Digest of Tomita Technologies USA, LLC v. Nintendo Co., Ltd., No. 2014-1244 (Fed. Cir. Dec. 8, 2014) (nonprecedential). On appeal from S.D.N.Y. Before Prost, Bryson, and Hughes.

Procedural Posture: Accused infringer Nintendo appealed from a final judgment of infringement, a finding the patent was not invalid, and an award of damages. CAFC affirmed in part, and reversed in part.

  • Claim construction — means-plus-function: The CAFC determined that the district court erred in adopting the patentee’s proposed construction of “offset presetting means” because the patent disclosed only one corresponding structure and not multiple embodiments with different corresponding structures as argued by patentee. Two of the figures relied upon by the patentee as purportedly showing further corresponding structure were in fact part of the same embodiment but just showed a larger circuit. Additionally, the repetition or paraphrasing of means-plus-function claim language in the specification alone did not describe any additional structure. And, structure in the specification that performs only part of the claimed function is not corresponding structure.
  • Infringement: The CAFC determined that the district court did not err in its denial of Nintendo’s JMOL on infringement of a claim limit calling for “cross-point measuring means.” While the parties presented conflicting arguments and theories, Nintendo did not dispute that Tomita presented evidence in support of its theory. The fact that the jury rejected Nintendo’s evidence does not mean there was a complete lack of evidence supporting the verdict. Contrary to Nintendo’s argument, Tomita’s evidence was also directed to a corresponding structure encompassed by the district court’s construction of this claim limit.

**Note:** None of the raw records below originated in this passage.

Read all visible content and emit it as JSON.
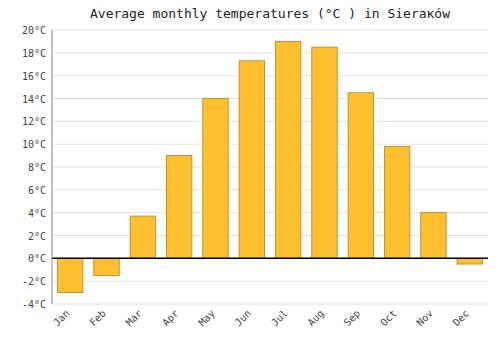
{
  "chart_data": {
    "type": "bar",
    "title": "Average monthly temperatures (°C ) in Sierакów",
    "categories": [
      "Jan",
      "Feb",
      "Mar",
      "Apr",
      "May",
      "Jun",
      "Jul",
      "Aug",
      "Sep",
      "Oct",
      "Nov",
      "Dec"
    ],
    "values": [
      -3.0,
      -1.5,
      3.7,
      9.0,
      14.0,
      17.3,
      19.0,
      18.5,
      14.5,
      9.8,
      4.0,
      -0.5
    ],
    "color": "#FFC030",
    "ylim": [
      -4,
      20
    ],
    "yticks": [
      {
        "value": -4,
        "label": "-4°C"
      },
      {
        "value": -2,
        "label": "-2°C"
      },
      {
        "value": 0,
        "label": "0°C"
      },
      {
        "value": 2,
        "label": "2°C"
      },
      {
        "value": 4,
        "label": "4°C"
      },
      {
        "value": 6,
        "label": "6°C"
      },
      {
        "value": 8,
        "label": "8°C"
      },
      {
        "value": 10,
        "label": "10°C"
      },
      {
        "value": 12,
        "label": "12°C"
      },
      {
        "value": 14,
        "label": "14°C"
      },
      {
        "value": 16,
        "label": "16°C"
      },
      {
        "value": 18,
        "label": "18°C"
      },
      {
        "value": 20,
        "label": "20°C"
      }
    ],
    "grid": true
  }
}
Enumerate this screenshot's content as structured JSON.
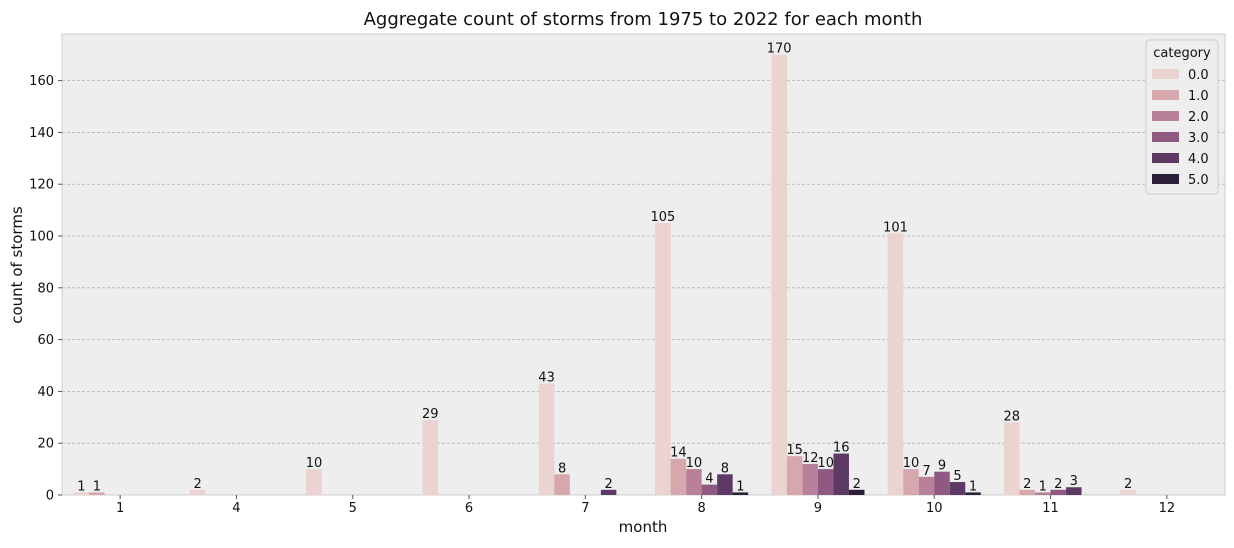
{
  "chart_data": {
    "type": "bar",
    "title": "Aggregate count of storms from 1975 to 2022 for each month",
    "xlabel": "month",
    "ylabel": "count of storms",
    "categories": [
      "1",
      "4",
      "5",
      "6",
      "7",
      "8",
      "9",
      "10",
      "11",
      "12"
    ],
    "ylim": [
      0,
      178
    ],
    "yticks": [
      "0",
      "20",
      "40",
      "60",
      "80",
      "100",
      "120",
      "140",
      "160"
    ],
    "grid": "y-axis dashed",
    "legend": {
      "title": "category",
      "placement": "top-right"
    },
    "series": [
      {
        "name": "0.0",
        "color": "#ead3d1",
        "values": [
          1,
          2,
          10,
          29,
          43,
          105,
          170,
          101,
          28,
          2
        ]
      },
      {
        "name": "1.0",
        "color": "#d6a8ad",
        "values": [
          1,
          null,
          null,
          null,
          8,
          14,
          15,
          10,
          2,
          null
        ]
      },
      {
        "name": "2.0",
        "color": "#b9809a",
        "values": [
          null,
          null,
          null,
          null,
          null,
          10,
          12,
          7,
          1,
          null
        ]
      },
      {
        "name": "3.0",
        "color": "#8f5981",
        "values": [
          null,
          null,
          null,
          null,
          null,
          4,
          10,
          9,
          2,
          null
        ]
      },
      {
        "name": "4.0",
        "color": "#5d3a63",
        "values": [
          null,
          null,
          null,
          null,
          2,
          8,
          16,
          5,
          3,
          null
        ]
      },
      {
        "name": "5.0",
        "color": "#2b1f39",
        "values": [
          null,
          null,
          null,
          null,
          null,
          1,
          2,
          1,
          null,
          null
        ]
      }
    ]
  }
}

  • Invalidity: The district court did not err in denying Nintendo’s JMOL with respect to invalidity for lack of enablement or written description. Nintendo did not show the infringement verdict must have rested on an incorrect assumption by the jury that the asserted claim encompassed cameras with parallel optical axes. Instead, Tomita presented evidence to the effect that while the accused product included parallel cameras, the cameras nonetheless had intersecting optical axes.
  • Jury Instructions — claim construction: The district court did not abuse its discretion in denying Nintendo’s motion for a new trial. The CAFC determined that the district court properly instructed the jury on claim construction, including the construction “cross point measuring means.” While the instructions did not include “rigid, legal language,” they nonetheless made clear that the jury was not free to apply its own reading of the disputed terms. Moreover, the district court did not err by declining to construe “cross point.” Nintendo argued that this allowed Tomita to confuse the jury by conflating the terms “cross point” and “cross point information” with “offset.” The CAFC determined, however, that Tomita’s discussions of “cross point” did not differ from its usage in the patent.